Sumit Singhal loves modern architecture. He comes from a family of builders who have built more than 20 projects in the last ten years near Delhi in India. He has recently started writing about the architectural projects that catch his imagination.
MONTE VERITA in Switzerland by BUREAUA A
March 21st, 2015 by Sumit Singhal
Article source: BUREAUA A
A unique moment in history occurred in Switzerland in the first decades of the 20th century.
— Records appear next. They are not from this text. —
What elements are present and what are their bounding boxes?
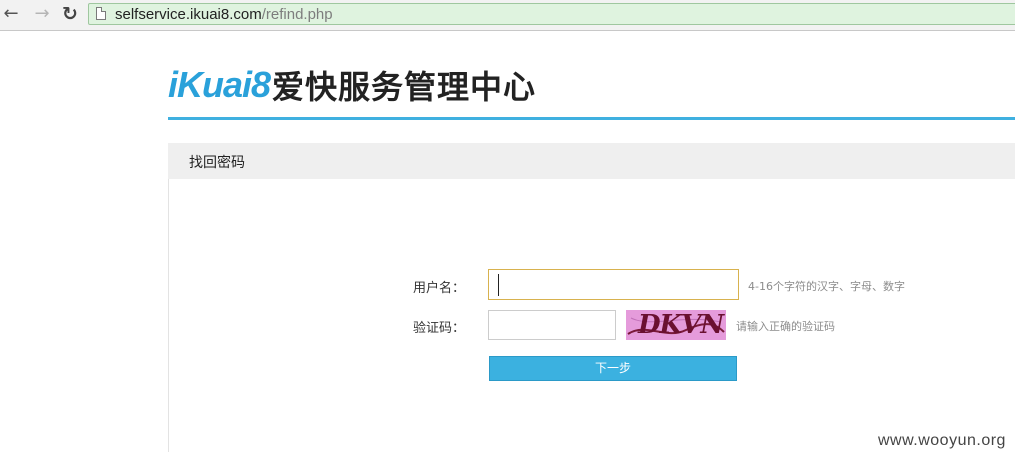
username-label: 用户名： <box>413 281 466 296</box>
username-hint: 4-16个字符的汉字、字母、数字 <box>748 280 905 293</box>
panel-border <box>168 179 169 452</box>
captcha-input[interactable] <box>488 310 616 340</box>
arrow-right-icon[interactable]: → <box>31 3 53 25</box>
site-logo: iKuai8爱快服务管理中心 <box>168 62 536 106</box>
page-title: 找回密码 <box>189 155 245 171</box>
watermark: www.wooyun.org <box>878 432 1006 449</box>
next-step-button[interactable]: 下一步 <box>489 356 737 381</box>
url-text: selfservice.ikuai8.com/refind.php <box>115 5 333 24</box>
captcha-image[interactable]: DKVN <box>626 310 726 340</box>
panel-header: 找回密码 <box>168 143 1015 179</box>
url-host: selfservice.ikuai8.com <box>115 6 262 23</box>
address-bar[interactable]: selfservice.ikuai8.com/refind.php <box>88 3 1015 25</box>
reload-icon[interactable]: ↻ <box>59 3 81 25</box>
text-caret <box>498 274 499 296</box>
url-path: /refind.php <box>261 6 333 23</box>
captcha-label: 验证码： <box>413 321 466 336</box>
header-divider <box>168 117 1015 120</box>
username-input[interactable] <box>488 269 739 300</box>
logo-mark: iKuai8 <box>168 64 271 105</box>
browser-toolbar: ← → ↻ selfservice.ikuai8.com/refind.php <box>0 0 1015 31</box>
captcha-hint: 请输入正确的验证码 <box>736 320 835 333</box>
page-icon <box>96 7 106 20</box>
captcha-text: DKVN <box>638 310 724 340</box>
logo-title: 爱快服务管理中心 <box>272 68 537 106</box>
arrow-left-icon[interactable]: ← <box>0 3 22 25</box>
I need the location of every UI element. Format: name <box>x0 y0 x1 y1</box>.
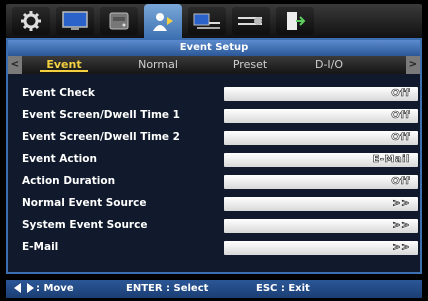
exit-icon[interactable] <box>276 7 314 35</box>
tab-prev-button[interactable]: < <box>8 56 22 74</box>
setting-label: Event Check <box>22 87 95 99</box>
gear-icon[interactable] <box>12 7 50 35</box>
submenu-arrow-field[interactable]: >> <box>224 241 418 255</box>
tab-preset[interactable]: Preset <box>222 56 278 74</box>
left-right-arrow-icon <box>14 283 34 293</box>
submenu-arrow-field[interactable]: >> <box>224 197 418 211</box>
network-icon[interactable] <box>188 7 226 35</box>
key-hint-bar: : Move ENTER : Select ESC : Exit <box>6 280 422 298</box>
setting-label: Action Duration <box>22 175 116 187</box>
display-icon[interactable] <box>56 7 94 35</box>
setting-label: E-Mail <box>22 241 59 253</box>
setting-label: Normal Event Source <box>22 197 147 209</box>
event-setup-panel: Event Setup < Event Normal Preset D-I/O … <box>6 38 422 274</box>
setting-value-field[interactable]: Off <box>224 109 418 123</box>
tab-normal[interactable]: Normal <box>128 56 188 74</box>
tab-bar: < Event Normal Preset D-I/O > <box>8 56 420 74</box>
active-tab-indicator <box>40 70 88 72</box>
settings-list: Event Check Off Event Screen/Dwell Time … <box>8 84 420 260</box>
tab-dio[interactable]: D-I/O <box>304 56 354 74</box>
setting-row-normal-event-source[interactable]: Normal Event Source >> <box>8 194 420 216</box>
setting-row-dwell-time-1[interactable]: Event Screen/Dwell Time 1 Off <box>8 106 420 128</box>
setting-row-email[interactable]: E-Mail >> <box>8 238 420 260</box>
window-title: Event Setup <box>8 40 420 56</box>
tab-event[interactable]: Event <box>38 56 90 74</box>
select-hint: ENTER : Select <box>126 283 209 294</box>
setting-label: Event Action <box>22 153 97 165</box>
move-hint: : Move <box>14 280 74 298</box>
hdd-icon[interactable] <box>100 7 138 35</box>
move-hint-text: : Move <box>36 283 74 294</box>
event-person-icon[interactable] <box>144 4 182 40</box>
setting-value-field[interactable]: E-Mail <box>224 153 418 167</box>
setting-row-event-action[interactable]: Event Action E-Mail <box>8 150 420 172</box>
icon-menu-bar <box>6 4 422 40</box>
setting-value-field[interactable]: Off <box>224 131 418 145</box>
tab-next-button[interactable]: > <box>406 56 420 74</box>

Following a larger search for utopia enhanced by the industrial revolution, a fantastic creative community gathered on the hills of Monte Verità in the Ticino region.
The commonly accepted idea that the 60 and 70’s gave birth to most utopian communities is a misguided comprehension of a rather continuous alternative movement probably initiated by Thomas Moore’s Utopia published in 1516. Robert Owen’s New Harmony in Indiana, Etienne Cabet’s Icarians or Charles Fourrier’s Phalanstery are only a few examples of the numerous attempts to question social and political behaviours and experiment alternative ways of living together. Within this context, Monte Verità holds its particular role; it condensed at the start of the 20thcentury many of the social subjects that were to become crucial 50 years later. Environmental concern, sexual liberation, gender issue, family dissolution, free education or ideological engagement were all important issues examined and experimented in new ways by the community.
Peut-on être révolutionnaire et aimer les fleurs? (Can one be a revolutionary and love flowers?), written and directed by Dorothée Thébert and Filippo Filliger (http://souschiffre.net), is a theatre play retracing, in a documentary and yet very free manner, the intense history of Monte Verità where Rudolf Steiner, Rudolf Laban, Herman Hesse, Otto Gros and many other creative and intellectual figures gathered to experiment new forms of living.
The scenography of the play proposes another community, one of simple and functional objects, supporting the activities and movements of the group. Benches, stools, shower, partitions, canopies, bleachers, standing lamps compose an elemental and direct aesthetic. Pine wood studs and natural wool felt referring to Josef Beuys’s survival obsession are the main construction materials.
The temporary theatre imagined by BUREAU A is an itinerary settlement moving with the comedian from town to town. Its details and assembling are conceived to be dismantled and stored easily; architecture at its minimum. A sweat lodge built out of the same materials encourage the visitors and the actors to dress down and celebrate a moment of utopian gathering.